If you work in tech, you've heard this dozens of times. And sometimes it really is that small. But far more often, that sentence is the entry door to a tiny project that quietly takes on a life of its own.
Not because the engineers are slow. Not because the process is broken. But because building product almost never equals writing code.
Example 1. "Just change the button colour"
At first glance, the task looks like this: open the file → change the colour → check → ship.

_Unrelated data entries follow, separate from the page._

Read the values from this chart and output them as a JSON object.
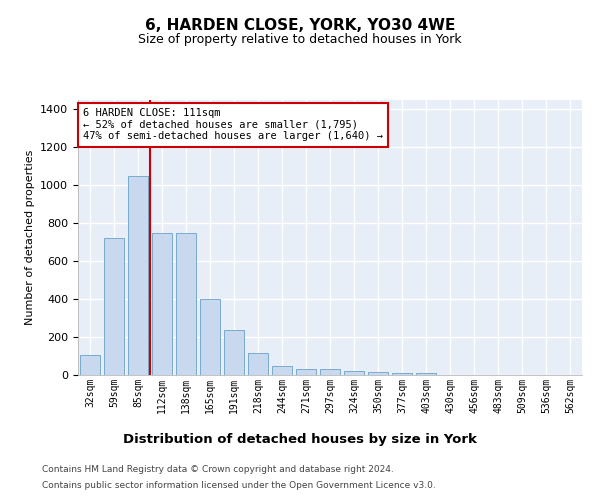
{
  "title1": "6, HARDEN CLOSE, YORK, YO30 4WE",
  "title2": "Size of property relative to detached houses in York",
  "xlabel": "Distribution of detached houses by size in York",
  "ylabel": "Number of detached properties",
  "categories": [
    "32sqm",
    "59sqm",
    "85sqm",
    "112sqm",
    "138sqm",
    "165sqm",
    "191sqm",
    "218sqm",
    "244sqm",
    "271sqm",
    "297sqm",
    "324sqm",
    "350sqm",
    "377sqm",
    "403sqm",
    "430sqm",
    "456sqm",
    "483sqm",
    "509sqm",
    "536sqm",
    "562sqm"
  ],
  "values": [
    105,
    720,
    1050,
    750,
    750,
    400,
    235,
    115,
    45,
    30,
    30,
    20,
    15,
    10,
    10,
    0,
    0,
    0,
    0,
    0,
    0
  ],
  "bar_color": "#c8d8ee",
  "bar_edge_color": "#7aabcc",
  "red_line_x": 2.5,
  "annotation_line1": "6 HARDEN CLOSE: 111sqm",
  "annotation_line2": "← 52% of detached houses are smaller (1,795)",
  "annotation_line3": "47% of semi-detached houses are larger (1,640) →",
  "annotation_box_facecolor": "#ffffff",
  "annotation_box_edgecolor": "#cc0000",
  "ylim": [
    0,
    1450
  ],
  "yticks": [
    0,
    200,
    400,
    600,
    800,
    1000,
    1200,
    1400
  ],
  "footer1": "Contains HM Land Registry data © Crown copyright and database right 2024.",
  "footer2": "Contains public sector information licensed under the Open Government Licence v3.0.",
  "fig_bg_color": "#ffffff",
  "plot_bg_color": "#e8eef8",
  "grid_color": "#ffffff",
  "title1_fontsize": 11,
  "title2_fontsize": 9,
  "annot_fontsize": 7.5,
  "tick_fontsize": 7,
  "ylabel_fontsize": 8,
  "xlabel_fontsize": 9.5,
  "footer_fontsize": 6.5
}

Expected cost: ~$120. Sounds reasonable. Now let's zoom out.
What actually happens:
- someone phrases the task;
- someone clarifies why we're changing it at all;
- the designer checks contrast and accessibility;
- the PM verifies it doesn't break a scenario;
- the developer makes the change;
- QA checks several devices;
- someone signs off the release;
- after release, someone makes sure everything still works.
And suddenly it's not one person anymore. It's a team.
| Activity | Hours |
|---|---|
| Discussion & alignment | 2 |
| Product | 2 |
| UX/UI | 1 |
| Development | 3 |
| QA | 2 |
| Release & coordination | 2 |
| Stakeholder reviews | 2.5 |
| Total | ~14.5 |
Average loaded team cost: ~$1,400. For a button. Yes, sometimes it's cheaper. But almost never as cheap as it looks at the start.

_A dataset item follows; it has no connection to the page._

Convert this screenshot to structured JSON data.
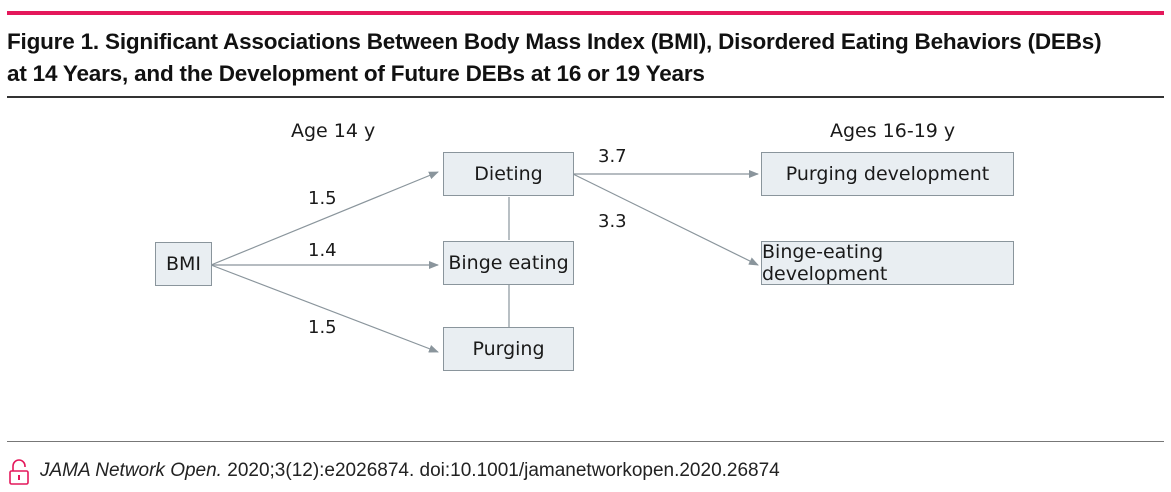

Example 2. "Just add a filter"
This is where it gets interesting. Because a filter is rarely just a filter. Questions start showing up:
- which fields can be filtered?
- what happens when there are no results?
- do we remember the user's selection?
- do we need analytics on it?
- is the mobile version the same?
- does it affect performance?
- do users actually need it?
A couple of days later, the discussion has taken longer than the implementation.
| Activity | Hours |
|---|---|
| Discovery | 3 |
| Product | 4 |
| UX/UI | 3 |
| Development | 12 |
| QA | 5 |
| Release | 2 |
| Reviews & meetings | 6 |
| Total | ~35 |
Cost: ~$2,800. And it no longer looks like a couple of hours of work.
The most expensive part of a feature is rarely called "development"
Here's an interesting pattern. The more experienced a team becomes, the less time it spends writing code - and the more time it spends making decisions. Because almost anything can be written. What's harder is deciding:
- what to do;
- why to do it;
- how to measure the outcome;
- what NOT to do.
Sometimes a single cancelled feature saves more money than ten successfully shipped ones.
Where companies actually lose money
Not in development. Usually here:
- constant changes of decisions;
- no clear owner;
- too many approvers;
- launching without a clear goal;
- endless "just one more thing";
- unfinished initiatives.
An unfinished feature almost never creates value. But it almost always creates cost.
What you can try tomorrow
Before the next task, try asking three questions:
- What exactly are we trying to change?
- How will we know it actually got better?
- What happens if we don't do it at all?
Sometimes the best way to save budget isn't to speed up the team. It's to remove half of the tasks.
The takeaway
Most features cost more than they look. Not because people work badly. But because product isn't built by code. It's built by decisions. And often the fastest way to move faster is to do fewer things - and actually finish them.